Setting trigger schedules from a config variable
To configure schedules on a per-customer basis, first create a config variable of type Schedule within the config wizard designer. You can give your config variable any name you choose:

Then, click your integration trigger and reference the Config Variable you created:

When your integration deployment team later deploys an instance of your integration, they can configure a custom schedule for that instance.
Staggering schedules for customers
If you have many customers, you may want to stagger the schedules to avoid concurrent execution constraints or prevent overwhelming your integration's target system.
To stagger schedules, you can use a string type config variable to set a schedule for each customer. If you use a code data source and mark your config variable as embedded, you can automatically generate a schedule for each customer without their intervention. This allows you to set different schedules for each customer without manually configuring each instance.
This Code Block String example shows how to set a schedule that runs every 5 minutes, but with a random offset of up to 5 minutes for each customer:
module.exports = async () => {
// Random integer between 0 and 4
const randomNumber = Math.floor(Math.random() * 5);
// Create a cron string using the random number
// "0-59/5 * * * *" means "At every 5th minute from 0 through 59." (i.e. :00, :05, :10, :15, :20...)

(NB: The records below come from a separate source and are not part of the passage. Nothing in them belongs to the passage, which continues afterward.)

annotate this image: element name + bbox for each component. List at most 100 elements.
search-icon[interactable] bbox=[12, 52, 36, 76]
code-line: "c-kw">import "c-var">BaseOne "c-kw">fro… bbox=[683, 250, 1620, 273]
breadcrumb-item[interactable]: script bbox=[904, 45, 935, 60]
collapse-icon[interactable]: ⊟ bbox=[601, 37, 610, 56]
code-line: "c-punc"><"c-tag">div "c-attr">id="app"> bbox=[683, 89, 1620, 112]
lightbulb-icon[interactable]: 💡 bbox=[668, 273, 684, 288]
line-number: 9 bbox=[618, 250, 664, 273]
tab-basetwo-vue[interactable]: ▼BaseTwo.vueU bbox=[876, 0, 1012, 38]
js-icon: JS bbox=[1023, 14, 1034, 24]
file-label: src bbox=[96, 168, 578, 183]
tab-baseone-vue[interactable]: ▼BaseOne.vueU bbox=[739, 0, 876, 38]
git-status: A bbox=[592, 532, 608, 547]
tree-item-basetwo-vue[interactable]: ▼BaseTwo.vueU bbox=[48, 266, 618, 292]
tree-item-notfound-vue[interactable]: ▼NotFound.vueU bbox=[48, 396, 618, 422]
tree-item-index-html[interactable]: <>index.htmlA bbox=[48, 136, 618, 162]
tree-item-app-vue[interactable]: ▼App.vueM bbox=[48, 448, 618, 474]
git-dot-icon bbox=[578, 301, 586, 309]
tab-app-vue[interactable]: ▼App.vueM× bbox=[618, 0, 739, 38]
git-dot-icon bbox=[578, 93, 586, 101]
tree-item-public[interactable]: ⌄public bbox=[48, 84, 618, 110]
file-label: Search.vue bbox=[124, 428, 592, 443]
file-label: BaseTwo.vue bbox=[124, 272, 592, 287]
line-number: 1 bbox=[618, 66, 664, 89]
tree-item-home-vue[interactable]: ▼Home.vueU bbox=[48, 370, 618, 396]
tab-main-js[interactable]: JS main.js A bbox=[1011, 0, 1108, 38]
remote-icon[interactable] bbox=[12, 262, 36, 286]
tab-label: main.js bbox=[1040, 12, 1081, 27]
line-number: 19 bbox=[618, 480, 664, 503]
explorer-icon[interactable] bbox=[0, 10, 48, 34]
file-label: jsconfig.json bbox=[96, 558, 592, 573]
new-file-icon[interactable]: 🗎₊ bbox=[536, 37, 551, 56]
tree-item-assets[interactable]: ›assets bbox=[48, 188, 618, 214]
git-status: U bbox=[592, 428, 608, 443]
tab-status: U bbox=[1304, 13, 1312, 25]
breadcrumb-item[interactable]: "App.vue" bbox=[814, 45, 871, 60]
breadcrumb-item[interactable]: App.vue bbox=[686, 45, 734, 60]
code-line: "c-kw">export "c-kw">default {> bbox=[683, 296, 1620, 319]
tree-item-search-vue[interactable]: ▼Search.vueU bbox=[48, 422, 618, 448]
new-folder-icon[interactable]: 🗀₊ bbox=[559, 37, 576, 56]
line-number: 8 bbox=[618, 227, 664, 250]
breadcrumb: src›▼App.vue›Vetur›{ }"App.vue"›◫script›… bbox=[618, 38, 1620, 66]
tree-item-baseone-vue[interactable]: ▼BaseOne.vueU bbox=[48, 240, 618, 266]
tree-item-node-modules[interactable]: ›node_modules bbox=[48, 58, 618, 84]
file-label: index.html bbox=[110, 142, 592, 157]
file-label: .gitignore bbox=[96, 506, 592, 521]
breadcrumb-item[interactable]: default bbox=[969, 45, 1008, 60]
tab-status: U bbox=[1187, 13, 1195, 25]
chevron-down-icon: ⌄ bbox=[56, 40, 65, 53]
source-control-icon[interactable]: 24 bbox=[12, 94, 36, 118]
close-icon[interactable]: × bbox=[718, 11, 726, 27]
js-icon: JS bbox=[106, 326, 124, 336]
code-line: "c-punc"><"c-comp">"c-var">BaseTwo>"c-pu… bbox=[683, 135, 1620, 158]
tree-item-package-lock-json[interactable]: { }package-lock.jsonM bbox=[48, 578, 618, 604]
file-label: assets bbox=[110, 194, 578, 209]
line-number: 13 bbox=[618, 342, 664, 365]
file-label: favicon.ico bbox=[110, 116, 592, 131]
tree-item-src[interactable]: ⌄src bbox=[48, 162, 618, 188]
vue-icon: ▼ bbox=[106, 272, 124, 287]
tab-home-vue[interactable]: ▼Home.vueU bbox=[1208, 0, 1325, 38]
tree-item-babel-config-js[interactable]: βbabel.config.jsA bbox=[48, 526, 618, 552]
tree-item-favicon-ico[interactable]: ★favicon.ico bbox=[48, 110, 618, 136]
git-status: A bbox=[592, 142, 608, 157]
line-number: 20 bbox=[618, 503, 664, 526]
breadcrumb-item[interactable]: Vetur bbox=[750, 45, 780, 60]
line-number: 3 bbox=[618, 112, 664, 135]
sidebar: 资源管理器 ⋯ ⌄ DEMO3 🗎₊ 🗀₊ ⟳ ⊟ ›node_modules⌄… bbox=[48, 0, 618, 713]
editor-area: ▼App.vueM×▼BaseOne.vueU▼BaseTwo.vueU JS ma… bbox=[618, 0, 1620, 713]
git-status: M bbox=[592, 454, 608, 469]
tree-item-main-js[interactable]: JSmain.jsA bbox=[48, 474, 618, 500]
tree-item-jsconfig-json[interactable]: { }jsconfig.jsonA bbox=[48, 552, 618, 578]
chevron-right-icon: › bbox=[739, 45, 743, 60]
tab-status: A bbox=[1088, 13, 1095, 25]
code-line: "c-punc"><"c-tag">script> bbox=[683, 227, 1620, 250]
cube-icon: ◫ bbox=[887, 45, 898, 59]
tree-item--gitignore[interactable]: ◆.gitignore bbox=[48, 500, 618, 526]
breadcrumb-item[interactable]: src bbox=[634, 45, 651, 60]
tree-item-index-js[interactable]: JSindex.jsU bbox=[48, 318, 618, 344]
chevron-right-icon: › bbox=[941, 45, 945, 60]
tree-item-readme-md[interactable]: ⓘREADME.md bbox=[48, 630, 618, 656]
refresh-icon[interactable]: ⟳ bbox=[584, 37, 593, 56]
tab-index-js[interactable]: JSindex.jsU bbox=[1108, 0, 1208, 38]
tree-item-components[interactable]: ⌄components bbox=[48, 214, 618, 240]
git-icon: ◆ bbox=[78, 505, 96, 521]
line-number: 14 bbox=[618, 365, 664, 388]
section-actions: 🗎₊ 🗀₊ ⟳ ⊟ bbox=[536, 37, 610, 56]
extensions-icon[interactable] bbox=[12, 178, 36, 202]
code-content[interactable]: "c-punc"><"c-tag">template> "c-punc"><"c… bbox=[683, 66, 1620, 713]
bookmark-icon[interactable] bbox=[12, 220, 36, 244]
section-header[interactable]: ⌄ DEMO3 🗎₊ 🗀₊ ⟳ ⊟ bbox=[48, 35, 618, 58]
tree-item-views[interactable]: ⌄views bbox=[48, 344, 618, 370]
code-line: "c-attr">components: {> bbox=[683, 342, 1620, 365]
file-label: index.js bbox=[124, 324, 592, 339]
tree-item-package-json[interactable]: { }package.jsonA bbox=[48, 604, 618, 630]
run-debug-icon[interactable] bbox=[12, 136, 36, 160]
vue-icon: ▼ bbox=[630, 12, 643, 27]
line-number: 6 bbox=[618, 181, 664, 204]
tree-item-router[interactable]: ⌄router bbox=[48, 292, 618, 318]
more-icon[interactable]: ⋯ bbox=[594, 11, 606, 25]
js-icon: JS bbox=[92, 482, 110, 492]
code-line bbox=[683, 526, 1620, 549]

// "3-59/5 * * * *" means "At every 5th minute from 3 through 59." (i.e. :03, :08, :13, :18, :23...)
const cronString = `${randomNumber}-59/5 * * * *`;
return { result: cronString };
};
One customer may have a schedule of 0-59/5 * * * *
, while another customer may have a schedule of 3-59/5 * * * *
.
An example integration that uses the above code is available here.
Similar code snippets can be used to generate other random schedules. See Cron Guru for help with cron syntax.